The present study has some limitations. First, cerebrovascular risk factors did not correlate significantly with the volume of WMH after adjusting for age, although subjects with advanced risk factors generally displayed higher volumes of WMH. Also, we could not find any associations between WMHs and clinical or pathological variables. This may be due to the small sample size. With a larger sample size, further evaluation classifying the subjects’ cognitive and pathological findings as well as cerebrovascular risk factors could provide more conclusive results. It should be mentioned that the relationship between cerebrovascular lesions and AD pathologies is still controversial, with some studies indicating positive associations [65-68], others indicating negative associations [35, 36, 69], and still others failed to detect any associations [70, 71]. However, the inverse relationship between WMHs and neurofibrillary tangles in this study may support a synergy between white matter pathology and AD. In this study, we did not measure the number of lacunes in contrast to a previous study [59]. Although we did not find an association between WMH and lacunes, we observed that many cases (33.33%) had lacunes which were associated with small vessel disease [38, 57-59]. Lastly, and most importantly, our study does not necessarily prove whether WMHs develop as a result of ischemia or whether they are the consequence of impaired cell metabolism secondary to many other possible processes. Disrupted ependymal lining of the ventricles could result from cerebral atrophy and ventricular dilatation which may be the consequence of neurodegenerative processes rather than small vessel disease [51]. Other proposed mechanisms include blood-brain barrier dysfunction [34, 40, 44, 46, 72, 73], inflammatory processes involving microglial cells [20, 21, 74], altered cerebral blood flow autoregulation, axonal depletion from Wallerian degeneration [75], and intraparenchymal venular disease [76, 77]. All of these potential causes warrant further investigation [14, 49].

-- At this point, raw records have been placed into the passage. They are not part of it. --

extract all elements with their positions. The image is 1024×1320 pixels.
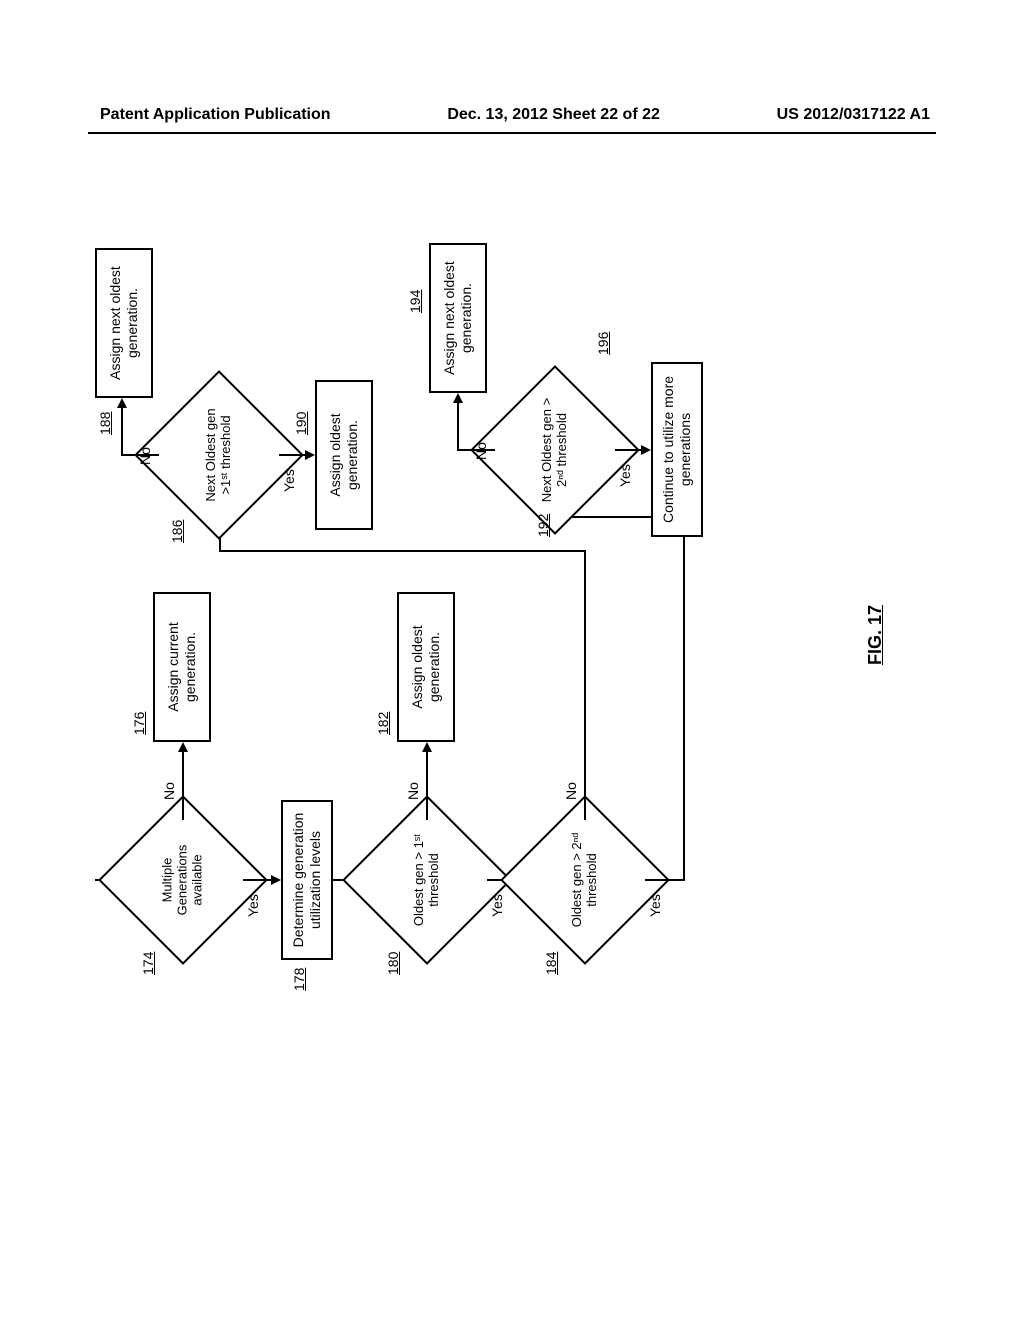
- connector: [457, 401, 459, 451]
- process-text: Assign oldest generation.: [409, 598, 443, 736]
- arrow-head-icon: [641, 445, 651, 455]
- process-text: Assign oldest generation.: [327, 386, 361, 524]
- edge-label-yes: Yes: [489, 894, 505, 917]
- ref-178: 178: [291, 968, 307, 991]
- arrow-head-icon: [422, 742, 432, 752]
- connector: [426, 750, 428, 820]
- edge-label-no: No: [405, 782, 421, 800]
- edge-label-yes: Yes: [617, 464, 633, 487]
- decision-text: Oldest gen > 1ˢᵗ threshold: [412, 825, 442, 935]
- edge-label-no: No: [473, 442, 489, 460]
- edge-label-no: No: [161, 782, 177, 800]
- figure-label: FIG. 17: [865, 605, 886, 665]
- connector: [182, 750, 184, 820]
- header-right: US 2012/0317122 A1: [777, 106, 930, 124]
- process-assign-oldest-190: Assign oldest generation.: [315, 380, 373, 530]
- ref-182: 182: [375, 712, 391, 735]
- decision-multiple-generations: Multiple Generations available: [123, 820, 243, 940]
- header-center: Dec. 13, 2012 Sheet 22 of 22: [447, 106, 660, 124]
- ref-184: 184: [543, 952, 559, 975]
- decision-next-oldest-1st: Next Oldest gen >1ˢᵗ threshold: [159, 395, 279, 515]
- process-determine-utilization: Determine generation utilization levels: [281, 800, 333, 960]
- decision-text: Multiple Generations available: [161, 825, 206, 935]
- process-assign-current-gen: Assign current generation.: [153, 592, 211, 742]
- decision-oldest-2nd: Oldest gen > 2ⁿᵈ threshold: [525, 820, 645, 940]
- connector: [584, 550, 586, 820]
- decision-text: Next Oldest gen > 2ⁿᵈ threshold: [540, 395, 570, 505]
- header-left: Patent Application Publication: [100, 106, 331, 124]
- decision-oldest-1st: Oldest gen > 1ˢᵗ threshold: [367, 820, 487, 940]
- arrow-head-icon: [271, 875, 281, 885]
- process-text: Assign next oldest generation.: [441, 249, 475, 387]
- process-assign-next-oldest-188: Assign next oldest generation.: [95, 248, 153, 398]
- edge-label-yes: Yes: [281, 469, 297, 492]
- connector: [121, 406, 123, 456]
- ref-190: 190: [293, 412, 309, 435]
- page-header: Patent Application Publication Dec. 13, …: [0, 0, 1024, 124]
- process-assign-next-oldest-194: Assign next oldest generation.: [429, 243, 487, 393]
- process-text: Continue to utilize more generations: [660, 368, 694, 531]
- ref-176: 176: [131, 712, 147, 735]
- edge-label-yes: Yes: [245, 894, 261, 917]
- connector: [615, 449, 643, 451]
- ref-194: 194: [407, 290, 423, 313]
- flowchart-fig-17: Multiple Generations available 174 No As…: [95, 245, 935, 1035]
- ref-174: 174: [140, 952, 156, 975]
- process-assign-oldest-182: Assign oldest generation.: [397, 592, 455, 742]
- edge-label-no: No: [137, 447, 153, 465]
- connector: [243, 879, 273, 881]
- process-continue-utilize: Continue to utilize more generations: [651, 362, 703, 537]
- connector: [219, 550, 586, 552]
- header-rule: [88, 132, 936, 134]
- process-text: Determine generation utilization levels: [290, 806, 324, 954]
- arrow-head-icon: [305, 450, 315, 460]
- arrow-head-icon: [117, 398, 127, 408]
- connector: [279, 454, 307, 456]
- ref-192: 192: [535, 514, 551, 537]
- connector: [457, 449, 495, 451]
- arrow-head-icon: [178, 742, 188, 752]
- decision-text: Next Oldest gen >1ˢᵗ threshold: [204, 400, 234, 510]
- ref-180: 180: [385, 952, 401, 975]
- arrow-head-icon: [453, 393, 463, 403]
- decision-text: Oldest gen > 2ⁿᵈ threshold: [570, 825, 600, 935]
- decision-next-oldest-2nd: Next Oldest gen > 2ⁿᵈ threshold: [495, 390, 615, 510]
- ref-186: 186: [169, 520, 185, 543]
- edge-label-yes: Yes: [647, 894, 663, 917]
- edge-label-no: No: [563, 782, 579, 800]
- process-text: Assign current generation.: [165, 598, 199, 736]
- ref-188: 188: [97, 412, 113, 435]
- connector: [645, 879, 685, 881]
- process-text: Assign next oldest generation.: [107, 254, 141, 392]
- connector: [683, 516, 685, 881]
- ref-196: 196: [595, 332, 611, 355]
- connector: [121, 454, 159, 456]
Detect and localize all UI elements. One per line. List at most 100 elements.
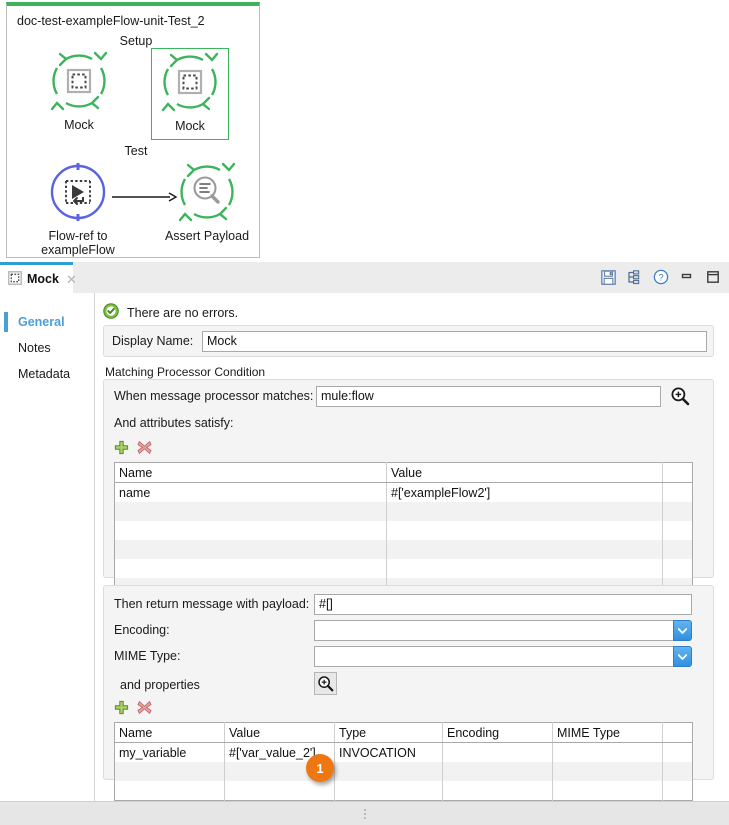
cell-name[interactable] xyxy=(115,502,387,521)
column-header-blank[interactable] xyxy=(663,723,693,743)
column-header-value[interactable]: Value xyxy=(225,723,335,743)
tab-mock[interactable]: Mock ✕ xyxy=(0,262,73,293)
cell-encoding[interactable] xyxy=(443,781,553,801)
table-row[interactable] xyxy=(115,502,693,521)
flow-node-mock-1[interactable]: Mock xyxy=(40,50,118,132)
cell-blank[interactable] xyxy=(663,540,693,559)
cell-blank[interactable] xyxy=(663,502,693,521)
delete-row-icon[interactable] xyxy=(137,440,152,458)
magnifier-plus-icon[interactable] xyxy=(669,385,691,407)
encoding-select[interactable] xyxy=(314,620,692,641)
encoding-value[interactable] xyxy=(314,620,673,641)
cell-blank[interactable] xyxy=(663,762,693,781)
cell-value[interactable] xyxy=(387,540,663,559)
cell-mime-type[interactable] xyxy=(553,762,663,781)
column-header-name[interactable]: Name xyxy=(115,463,387,483)
cell-blank[interactable] xyxy=(663,483,693,503)
flow-node-mock-2-selected[interactable]: Mock xyxy=(151,48,229,140)
payload-input[interactable]: #[] xyxy=(314,594,692,615)
status-text: There are no errors. xyxy=(127,306,238,320)
sidebar-item-metadata[interactable]: Metadata xyxy=(0,361,94,387)
attributes-table[interactable]: Name Value name #['exampleFlow2'] xyxy=(114,462,693,598)
display-name-group: Display Name: Mock xyxy=(103,325,714,357)
cell-mime-type[interactable] xyxy=(553,781,663,801)
cell-name[interactable] xyxy=(115,781,225,801)
table-row[interactable] xyxy=(115,559,693,578)
hierarchy-icon[interactable] xyxy=(626,269,643,286)
cell-type[interactable] xyxy=(335,762,443,781)
properties-table[interactable]: Name Value Type Encoding MIME Type my_va… xyxy=(114,722,693,801)
cell-blank[interactable] xyxy=(663,559,693,578)
encoding-label: Encoding: xyxy=(114,623,170,637)
mock-icon xyxy=(48,50,110,112)
magnifier-plus-icon[interactable] xyxy=(314,672,337,695)
minimize-icon[interactable] xyxy=(678,269,695,286)
annotation-badge-1: 1 xyxy=(306,754,334,782)
flow-node-flow-ref[interactable]: Flow-ref to exampleFlow xyxy=(32,161,124,257)
properties-label: and properties xyxy=(120,678,200,692)
cell-blank[interactable] xyxy=(663,743,693,763)
cell-name[interactable]: name xyxy=(115,483,387,503)
editor-tabbar: Mock ✕ xyxy=(0,262,729,294)
cell-name[interactable] xyxy=(115,762,225,781)
cell-blank[interactable] xyxy=(663,781,693,801)
cell-mime-type[interactable] xyxy=(553,743,663,763)
cell-value[interactable] xyxy=(387,559,663,578)
column-header-name[interactable]: Name xyxy=(115,723,225,743)
svg-text:?: ? xyxy=(658,273,663,284)
editor-body: General Notes Metadata xyxy=(0,293,729,801)
table-row[interactable] xyxy=(115,762,693,781)
table-row[interactable] xyxy=(115,521,693,540)
sidebar-item-general[interactable]: General xyxy=(0,309,94,335)
table-row[interactable]: name #['exampleFlow2'] xyxy=(115,483,693,503)
editor-toolbar: ? xyxy=(600,265,721,289)
cell-value[interactable] xyxy=(387,521,663,540)
close-icon[interactable]: ✕ xyxy=(66,273,77,286)
column-header-type[interactable]: Type xyxy=(335,723,443,743)
cell-encoding[interactable] xyxy=(443,762,553,781)
cell-name[interactable] xyxy=(115,559,387,578)
maximize-icon[interactable] xyxy=(704,269,721,286)
cell-value[interactable] xyxy=(387,502,663,521)
cell-value[interactable] xyxy=(225,781,335,801)
add-row-icon[interactable] xyxy=(114,440,129,458)
column-header-value[interactable]: Value xyxy=(387,463,663,483)
flow-canvas: doc-test-exampleFlow-unit-Test_2 Setup T… xyxy=(0,0,729,262)
cell-blank[interactable] xyxy=(663,521,693,540)
cell-type[interactable]: INVOCATION xyxy=(335,743,443,763)
sidebar-item-notes[interactable]: Notes xyxy=(0,335,94,361)
column-header-blank[interactable] xyxy=(663,463,693,483)
mime-type-value[interactable] xyxy=(314,646,673,667)
success-check-icon xyxy=(103,303,119,322)
column-header-mime-type[interactable]: MIME Type xyxy=(553,723,663,743)
cell-name[interactable] xyxy=(115,521,387,540)
delete-row-icon[interactable] xyxy=(137,700,152,718)
cell-name[interactable]: my_variable xyxy=(115,743,225,763)
assert-payload-icon xyxy=(176,161,238,223)
cell-value[interactable]: #['exampleFlow2'] xyxy=(387,483,663,503)
chevron-down-icon[interactable] xyxy=(673,646,692,667)
drag-handle[interactable] xyxy=(364,809,366,819)
lane-label-test: Test xyxy=(104,144,168,158)
table-row[interactable] xyxy=(115,540,693,559)
table-row[interactable]: my_variable #['var_value_2'] INVOCATION xyxy=(115,743,693,763)
processor-match-input[interactable]: mule:flow xyxy=(316,386,661,407)
column-header-encoding[interactable]: Encoding xyxy=(443,723,553,743)
chevron-down-icon[interactable] xyxy=(673,620,692,641)
attributes-table-actions xyxy=(114,440,152,458)
tab-label: Mock xyxy=(27,272,59,286)
cell-encoding[interactable] xyxy=(443,743,553,763)
help-icon[interactable]: ? xyxy=(652,269,669,286)
annotation-badge-label: 1 xyxy=(316,761,323,776)
mime-type-select[interactable] xyxy=(314,646,692,667)
cell-name[interactable] xyxy=(115,540,387,559)
table-row[interactable] xyxy=(115,781,693,801)
flow-node-assert-payload[interactable]: Assert Payload xyxy=(160,161,254,243)
display-name-input[interactable]: Mock xyxy=(202,331,707,352)
save-icon[interactable] xyxy=(600,269,617,286)
sidebar-item-label: Notes xyxy=(18,341,51,355)
cell-type[interactable] xyxy=(335,781,443,801)
attributes-satisfy-label: And attributes satisfy: xyxy=(114,416,234,430)
flow-container[interactable]: doc-test-exampleFlow-unit-Test_2 Setup T… xyxy=(6,2,260,258)
add-row-icon[interactable] xyxy=(114,700,129,718)
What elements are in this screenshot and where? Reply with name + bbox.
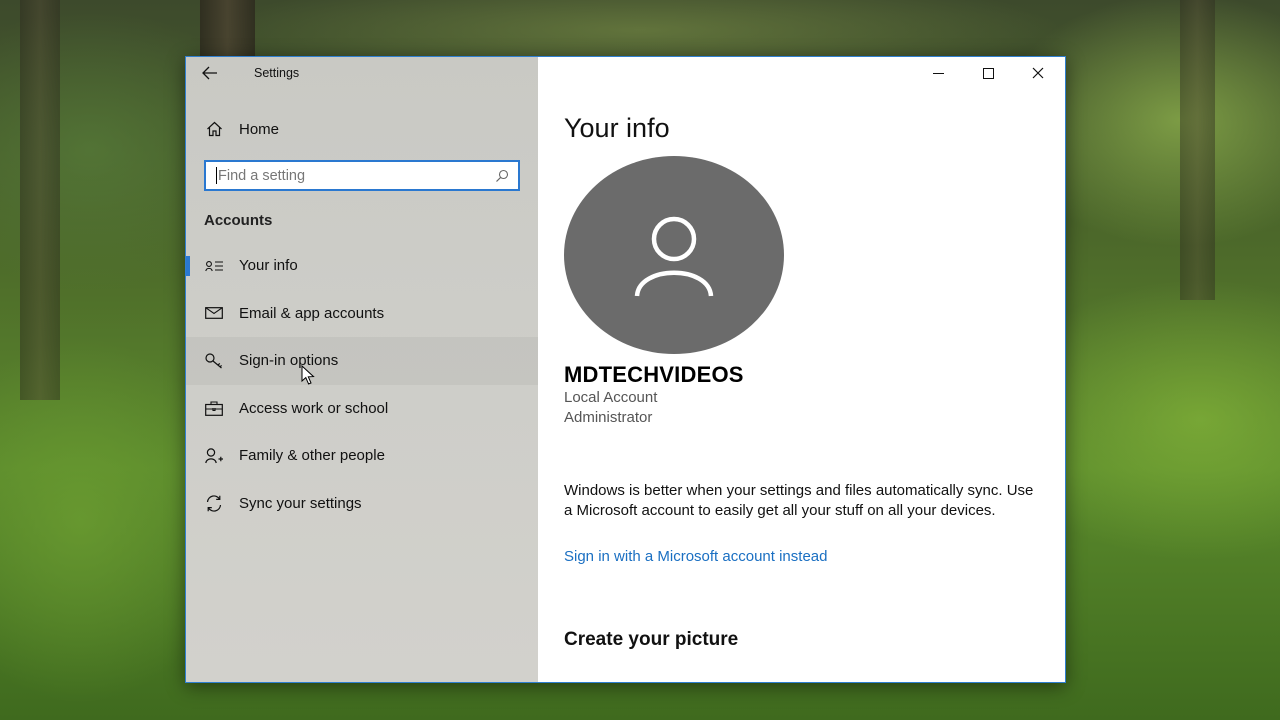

Our data indicate that WMHs increase with age, and we can suggest cautiously that WMHs might progress from periventricular WM to deep WM. PVHs increase with arteriosclerosis and DWMHs increase with microinfarcts and cerebral hemorrhages. WMHs correlated with WM pathology including the breakdown of the ventricular lining and deep WM demyelination. These observations are suggestive of a potential increase in water content and possibly, a consequence of small vessel disease, although we could find no association between WMHs and thickness of small vessels.

Acknowledgments

This study was supported in part by a grant (No. HI10C2020) from the Korea Healthcare Technology R&D Project, Ministry of Health & Welfare, Republic of Korea and by NIA Grants P50AG005681, P01AG003991, and the Charles F. and Joanne Knight Alzheimer's Initiative. We thank tha staff of the Neuropathology Core of the Knight ADRC for their histological expertise and assistance.

Footnotes

We have no disclosure conflicts of interest.